Will Talbot-Davies
- Born: Will Talbot-Davies 11 September 1997 (age 29) High Wycombe, England
- Height: 191 cm (6 ft 3 in)
- Weight: 96 kg (15 st 2 lb)

Rugby union career
- Current team: Retired Pro RFC

Senior career
- Years: Team / Apps / (Points)
- 2016–2022: Dragons / 35 / (30)
- 2022–23: Coventry / 25 / (57)
- 2023–26: London Scottish / 45 / (20)
- Correct as of 6 November 2022

International career
- Years: Team / Apps / (Points)
- 2017: Wales U20s / 5 / (0)
- Correct as of 6 November 2022

National sevens team
- Years: Team /  / Comps
- 2017–2018: Wales /  / 11

= Will Talbot-Davies =

English rugby union footballer

Will Talbot-Davies (born 11 September 1997) is a lawyer and ex-professional rugby union player who played for Wales, Dragons, Coventry and London Scottish as a fullback, centre or winger.

Talbot-Davies won multiple academic and sport scholarships, enabling him to attend Warwick Junior then Solihull Senior schools. He played football, golf, tennis, rugby and cricket at County, academy and National levels before progressing rugby through Warwickshire, Midlands, Welsh Exiles to Wales U18 and their subsequent tour to South Africa.

Pursuing a Law degree at Cardiff University, whilst there, he played for Wales U20 through their 6nations and then the U20s World Cup in Georgia. After he went on to the Senior 7s team travelling around the World Series through eleven tournaments, finishing at the San Francisco 7s World Cup in 2018. He also made his debut for the Dragons 1st team against Leicester in front of over 17,500 spectators in 2016 after being nurtured playing for their Academy, Bedwas and Ebbw Vale RFC.

The Covid pandemic and a serious double injury, playing Bordeaux in the European Champions Cup, halted progress. After a long rehabilitation and helping Newport to win the Welsh Cup, for the first time in a generation, Talbot-Davies recovered to finish the Dragons’ next season against Ulster and Munster.
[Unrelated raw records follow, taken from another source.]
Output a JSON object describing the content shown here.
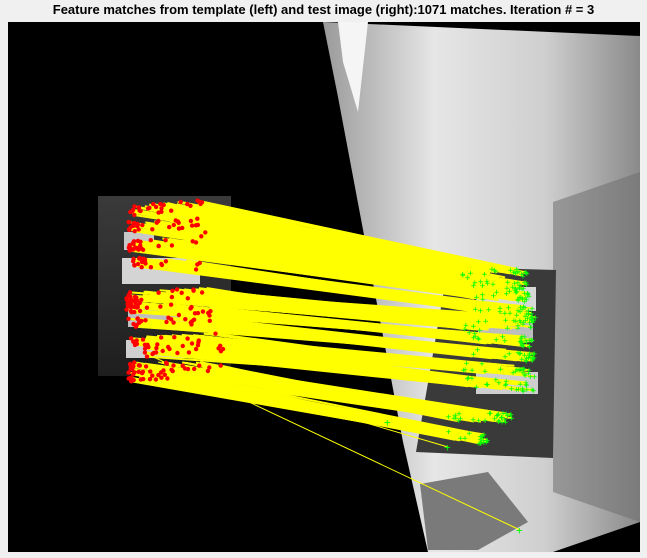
{
  "figure": {
    "title": "Feature matches from template (left) and test image (right):1071 matches.  Iteration # = 3"
  },
  "colors": {
    "background": "#000000",
    "window": "#f0f0f0",
    "match_lines": "#ffff00",
    "template_keypoints": "#ff0000",
    "test_keypoints": "#00ff00"
  }
}
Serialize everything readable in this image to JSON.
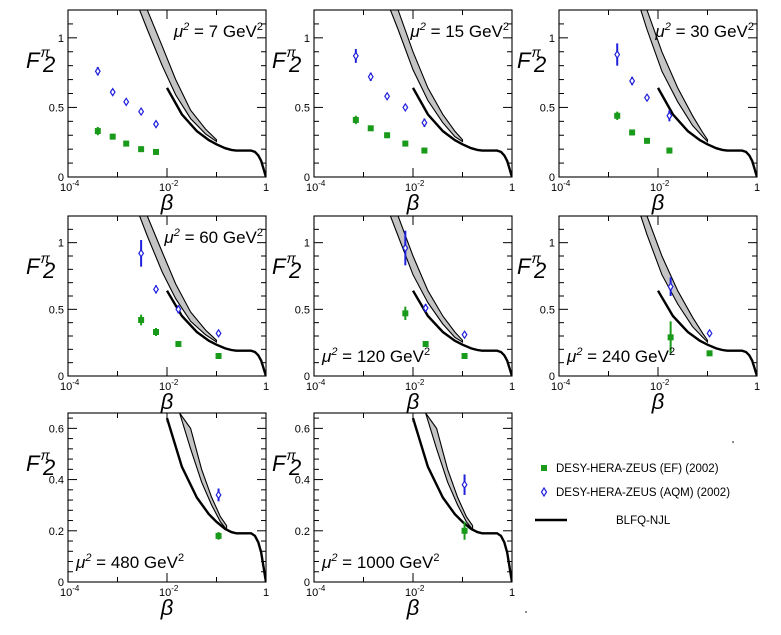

In June 2022, Talbot-Davies returned home to play for his local club, Coventry RFC for the 2022-23 English Championship season, mentoring their young backs to their highest league position in the professional era. Then in June 2023 he moved to London to complete his legal training.

Talbot-Davies qualified as a Solicitor, specialising in Corporate and Commercial Law, with Russell-Cooke in London. He retired from professional rugby in 2026 to focus on applying his new skills to his love of all sports, transferring to specialist firm, Onside Law.